Television has been growing slowly, with an increase in sales of 5.5%, up to $285 million in 1966 from $270 million expected this year. About 40% of French homes now have tv sets. One reason for this relatively low percentage may be the strict governmental control of programing which has limited the entertainment value of television. The second set is almost nonexistent in French homes.

Radio sales are expected to drop from $52.6 million this year to $51.5 million in 1966.

Like many other countries, France expects color television to boost tv sales, but not in 1966. France has an additional interest in color. The French color system, Secam, is being vigorously promoted throughout Europe. Compagnie Française de Télévision, a 50-50 affiliate of CSF and Saint-Gobain, the large French glass and chemicals firm, controls the process. The French government has strongly backed efforts in behalf of Secam.

Although on the surface not much has happened since last spring, when the Soviet Union announced its support of the French system, CFT has been busy behind the scenes lining up votes for Secam. It apparently has a long way to go before convincing the whole of Europe to adopt Secam, but CSF officials confidently declare that they have eliminated the American National Television Standards Committee (NTSC) system from the race. This leaves the West German PAL process, or some variation of PAL, in their view as the main competition.

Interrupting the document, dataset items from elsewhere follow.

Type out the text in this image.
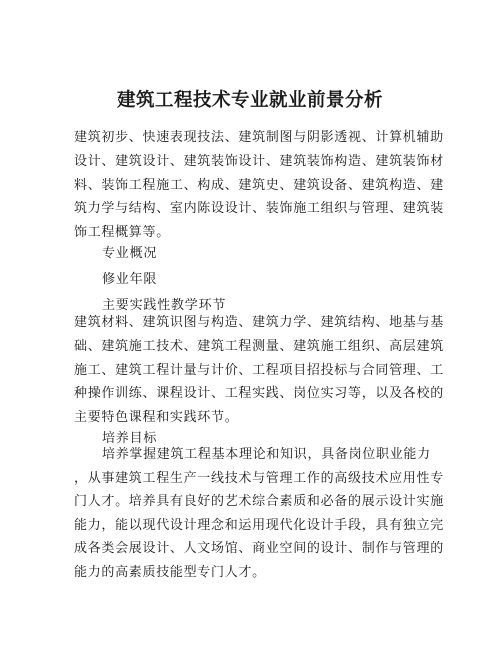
建筑工程技术专业就业前景分析
建筑初步、快速表现技法、建筑制图与阴影透视、计算机辅助
设计、建筑设计、建筑装饰设计、建筑装饰构造、建筑装饰材
料、装饰工程施工、构成、建筑史、建筑设备、建筑构造、建
筑力学与结构、室内陈设设计、装饰施工组织与管理、建筑装
饰工程概算等。

专业概况

修业年限

主要实践性教学环节

建筑材料、建筑识图与构造、建筑力学、建筑结构、地基与基
础、建筑施工技术、建筑工程测量、建筑施工组织、高层建筑
施工、建筑工程计量与计价、工程项目招投标与合同管理、工
种操作训练、课程设计、工程实践、岗位实习等，以及各校的
主要特色课程和实践环节。

培养目标

培养掌握建筑工程基本理论和知识，具备岗位职业能力
，从事建筑工程生产一线技术与管理工作的高级技术应用性专
门人才。培养具有良好的艺术综合素质和必备的展示设计实施
能力，能以现代设计理念和运用现代化设计手段，具有独立完
成各类会展设计、人文场馆、商业空间的设计、制作与管理的
能力的高素质技能型专门人才。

Alain Peyrefitte, the government's minister of information, says that regular color telecasts will start in September, 1967, a year earlier than planned. However, it will be several years after that before color sales will become a factor.

CFT is now tooling up to produce a tube that might have a strong impact on the European, and eventually the world, color-tv market. It's a bright, easy-to-build color television tube that is expected to cost one-third less than present shadow mask tubes.

Rapid growth in computers

The growth rate of the French computer market is making the International Business Machines Corp. happy; IBM is generally understood to have installed three of every four machines in use in France. In 1966, sales are expected to shoot up about 23% to $250 million. This year sales were $230 million.

GE-Bull, an affiliate of the General Electric Co., is going after some 15% to 20% of the French market. Two French firms, CSF and Compagnie Général d'Electricité, have a joint entry in the computer field. The firm, Citec, is developing process-control computers and recently formed a consortium with two British firms which has applied to the French and British governments for financial backing to build a scientific computer.

Roger Aubert, CSF general manager for technical matters, predicts a growth of 300 to 500% a year in the process-control field during the next few years as French industry automates.

IBM and GE-Bull executives agree that process control has a big future in France, but plan to sell their general-purpose equipment to the market.

Although big growth is predicted, one problem is pointed out by Donald W. Pendery, IBM director of data processing for Europe. "The lack of trained people could become the really limiting factor in the growth of the computer market. Management is almost always behind the introduction of computers, but if they can't get people to run them this will be a pretty theoretical interest.

Pendery doesn't see anything else to prevent the European market from growing as did the U.S. market. "The growth rate, however, is probably that of the U.S. several years ago," he says.

IC production

France, like other European countries, has been slow in producing integrated circuits. Foreign firms with mass production were able to beat prices set by French companies despite the 15% duty the French apply on most semiconductor imports.

However, France's three largest semiconductor companies will start to mass-produce integrated logic circuits in 1966. They are CSF, La Radio-technique, a subsidiary of Philips Gloeilampen-fabrieken, N. V., of the Netherlands, and Société Européene des Semiconducteurs (Sesco), a joint venture of Compagnie Française Thomson-Houston and the General Electric Co.

Texas Instruments Incorporated is the fourth largest semiconductor producer in France, and the Societá General Semiconduttori (SGS) of Italy has just opened a new plant.